A few individuals in this world enjoy incredible freedom of movement. They might hunt lions in Africa, or acquire a blood brother in New York (Three Rivers). If a naturalist, they are on speaking terms with names famous even today (Buffon). If one can survive, and attach oneself to one of these individuals, one can escape the destiny meted out to one's entire tribe (de Fonsac rescues two this way; Jean-Francois one. Fat lot of good it does most of them.).

Rome has found dissatisfaction it thinks it can exploit to church benefit in an obscure province known for its wool (how like the original Sardis, referred to in the scripture above). But working with locals is risky; one of their greatest fears comes true. Their operation goes rogue. They are forced to send an operative known to be loyal, Italian, and without ideology, to clean up after the mess, a veeringly brilliant operative with a sharp knife and a profound ability to get very close to her targets.

The mess is bad enough that even the court is forced to recognize it, and send someone of their own to cover it up. It makes the monarchy look weak. It makes the treasonous voices sound credible. An adventurer capable of exquisite fraud is sent to do the work. He falls somewhere between the two Roman operatives: his ideal is the Truth, but he doesn't really give a shit about much else.

There is something so inevitable about events as they play out. The noble mother so willing to sacrifice her daughter on the altar of her political ideals. The ideologically crazed young man who turns out to be quite nutty in other ways as well. Our Fickle Adventurer, who forgets to save his blood brother (and the devil-may-care blood brother who has been seeking death for so long he seems almost surprised to finally find it). The Marquis who is stuck cleaning up the mess afterward, screwed and set adrift by the crown which wants only to prevent word getting out and causing an avalanche of bad opinion.

And in true Enlightened Irony, the church which once gutted the Templars for their cash is gutted in the Frame for its cash. Can this have anything to do with that $110 payout by the Church to the victims of its schools in Ireland? Or the impending payout by that same church to victims of its priests in Boston?

Is our lovely, witty, plush heroine the Republic? Believed dead, but, it turns out, saved at the last possible moment with the assistance of the lost wisdom of a far-off tribe and safely taken overseas?

And what is the title of that book, so cleverly (and possibly anachronistically) bound in red?

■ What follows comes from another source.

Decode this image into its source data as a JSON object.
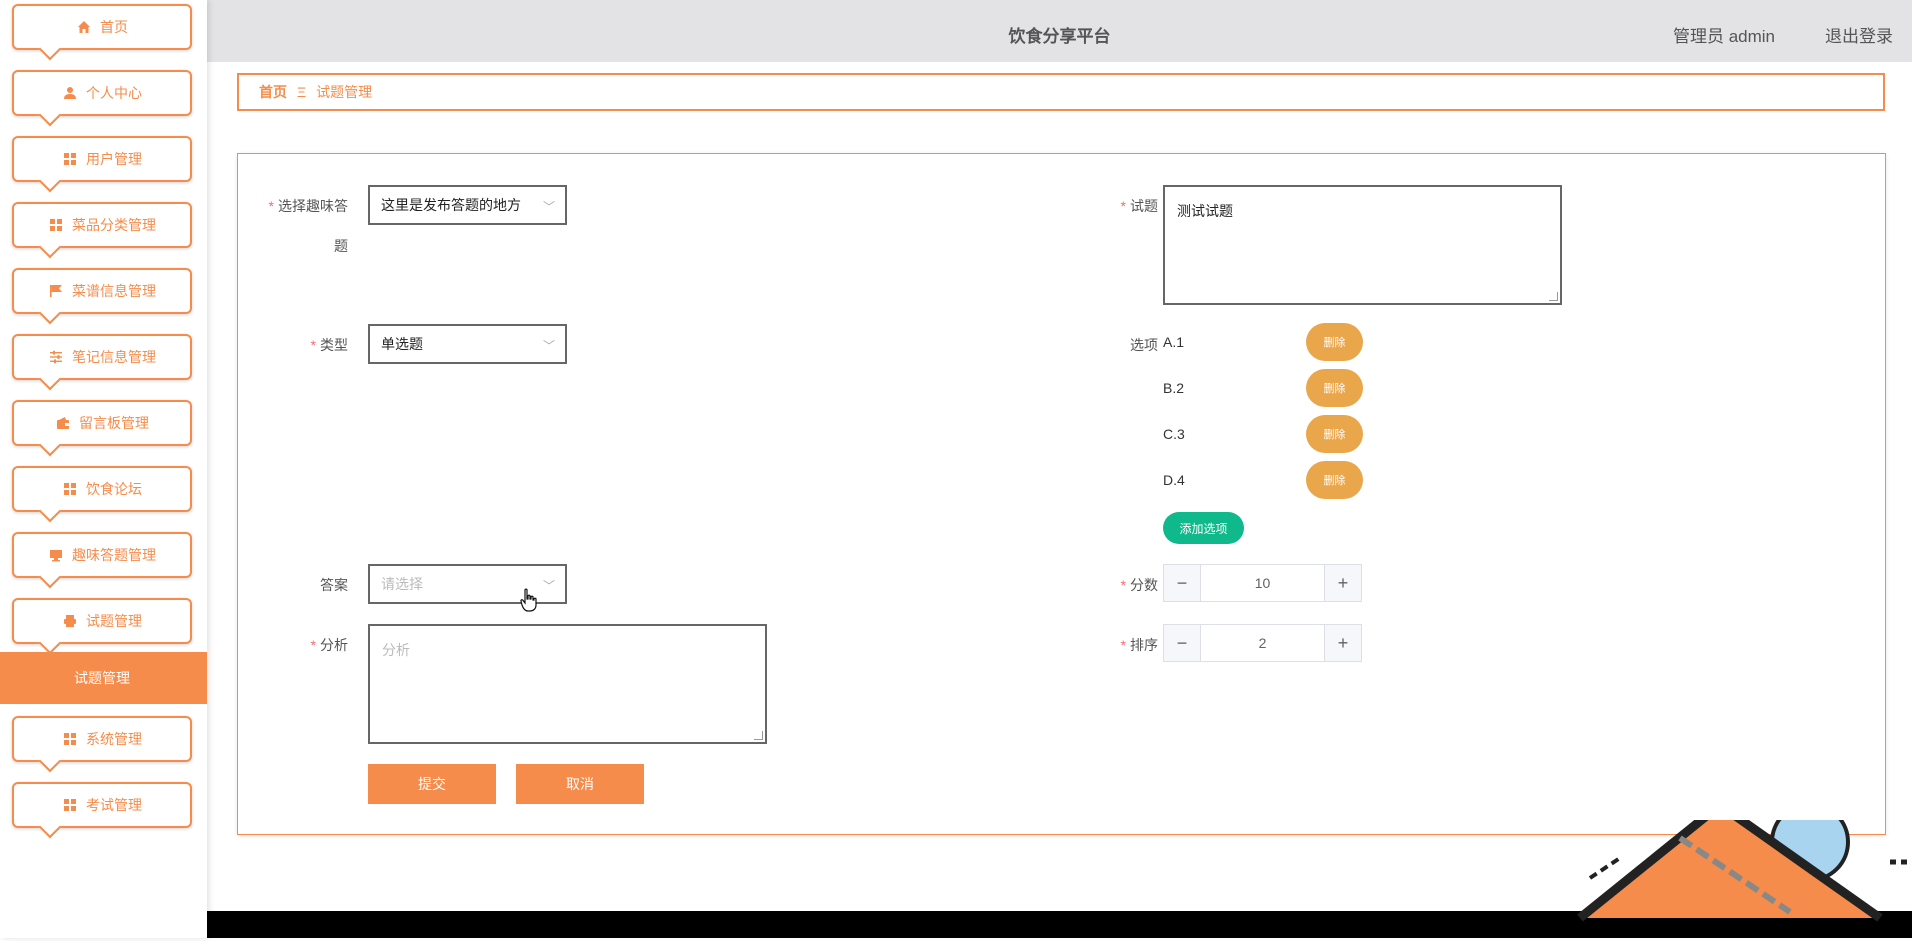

Was Mani really the name of his historical antecedent? Or did some scriptwriter confuse Native American with Indian and free-associate an incredibly common Indian name?

Last, but not least, the formal structure. Note the two fights Mani gets into (no, the two significant ones): many against Mani, ended by a nobleman who packs silver bullets to sign his kills. Broken promises and betrayal surround both. Is the frame, similarly, the first part of a two part structure? What would the parts of the second half be? The 1960s, notably 1968, when leaders were killed, packs roamed mad and cities burned? Who was the old king (has he already died?), and can we avoid Giving the Business to the Marquis this time around? Or, inevitably, will those who are trying to protect and preserve, to maintain the land and take care of their dependents, get a real short haircut?

Lush cinematogaphy. Lots of neat commentary involving wolves and our variable and ever-changing perceptions of wolves individually and in packs. Bunch of fight scenes that heavily overuse stop front kicks (but I sympathize with the choreographer. No one's likely to get hurt using those and they look impressive). Bunch of weapons that can't possibly have been correct for the time (what was with that weird bone knife chain thing anyway?).

Not a terrible review, but politically very unsophisticated.